76 anni dopo la Nakba, un movimento internazionale per la Palestina

[Risoluzione del Bureau esecutivo della Quarta Internazionale]

L’attacco a Rafah è un ulteriore salto in avanti nel processo di genocidio operato da Israele. 1,5 milioni di palestinesi – uomini, donne, bambini e anziani – sono stati sfollati dallo scorso ottobre, decine di migliaia sono morti e la fame e le malattie uccidono ogni giorno. Il governo di estrema destra al potere in Israele si è chiaramente posto l’obiettivo di sradicare la popolazione palestinese di Gaza. Questo progetto rientra nella prospettiva più globale del Grande Israele perseguita dall’estrema destra israeliana, con la sua ideologia fascista e suprematista, basata sul sionismo, che nega al popolo palestinese qualsiasi diritto alla terra e alla sovranità, e nega la sua stessa esistenza come popolo.

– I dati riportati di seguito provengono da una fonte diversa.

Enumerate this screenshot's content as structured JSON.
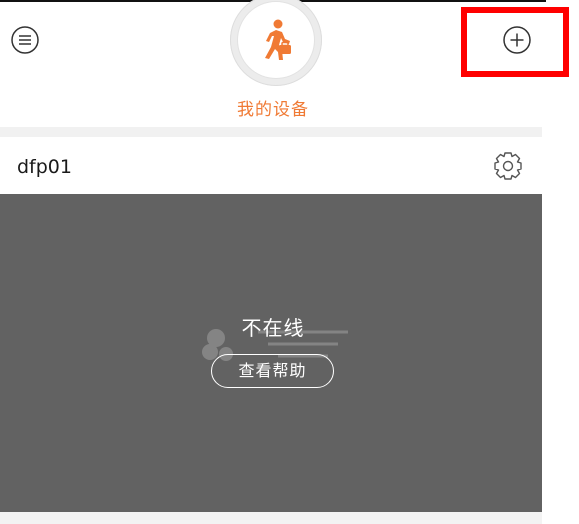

Di fronte a questo orrore si sta sviluppando una solidarietà storica. Le occupazioni universitarie sono diventate l’espressione più visibile di questo movimento, che fin dall’inizio ha mobilitato un gran numero di giovani, in particolare di giovani “razzializzati/e” provenienti dai quartieri popolari e anche da alcune comunità ebraiche che rifiutano di essere assimilate alle politiche razziste e criminali dell’estrema destra israeliana. Da movimento di solidarietà umana e umanitaria contro il genocidio, la distruzione e le immagini della carneficina, la solidarietà è diventata un movimento politico la cui portata può essere paragonata ai movimenti contro la guerra in Vietnam e la guerra in Iraq. Questo movimento si sta radicalizzando, nel senso che sta smascherando la complicità, anzi il sostegno attivo, delle principali potenze imperialiste nel genocidio e denunciando i meccanismi di oppressione che operano nel capitalismo. In Medio Oriente, Israele è il braccio armato di Stati Uniti, Francia, Gran Bretagna, Germania e molti altri. Netanyahu è la punta di diamante delle politiche autoritarie, razziste e belliciste portate avanti dall’estrema destra in vari Paesi del mondo.

Sul movimento di solidarietà si sta scatenando una feroce repressione: in alcuni paesi, le azioni di solidarietà sono completamene vietate; in altri, arresti, violenze della polizia, incriminazioni, divieti di tenere assemblee e persino concerti! L’obiettivo è mettere a tacere la solidarietà, con un nuovo maccartismo, in cui le classi dominanti e gli Stati assassini accusano il movimento di solidarietà, un movimento profondamente umanista e antirazzista, di apologia del terrorismo o di antisemitismo.

La Quarta Internazionale sta mettendo tutte le sue forze nella costruzione del movimento di solidarietà con la Palestina, con la resistenza del popolo palestinese, contro il genocidio in corso. Questa mobilitazione è un movimento delle classi popolari di tutto il mondo, contro il razzismo, contro l’imperialismo, per la giustizia. Vogliamo costringere le grandi potenze a smettere di sostenere Israele politicamente, finanziariamente e militarmente. L’attuale movimento ha messo in grande difficoltà Biden e Macron, due delle punte di diamante di questacomplicità. Domani mostrerà la complicità dei governi arabi con Israele; le mobilitazioni cominciano a prendervi piede nonostante la repressione delle manifestazioni e delle assemblee. I regimi arabi temono – e hanno ragione – che la solidarietà con la Palestina possa far rinascere le rivoluzioni arabe.

Il movimento che vogliamo costruire deve creare un nuovo rapporto di forze, con manifestazioni di massa, scioperi tra i giovani, azioni massicce per boicottare, disinvestire e imporre sanzioni contro Israele e le aziende che collaborano con esso.

76 anni fa, la Nakba, l’espulsione dei palestinesi dalla loro terra, ha portato alla creazione di Israele come Stato coloniale di insediamento. Fu l’inizio di un’offensiva colonialista, razzista e imperialista che continua e si rafforza oggi, sotto la spinta dei poteri di estrema destra e delle politiche delle classi dominanti. La Quarta Internazionale lotta contro l’imperialismo, da qualsiasi parte provenga, per i diritti dei palestinesi, per la fine dell’occupazione, per il diritto al ritorno dei rifugiati, per la fine del colonialismo israeliano e per uno Stato democratico e laico in cui tutti i cittadini godano degli stessi diritti.

Continuiamo la mobilitazione per la vittoria della nostra resistenza antimperialista!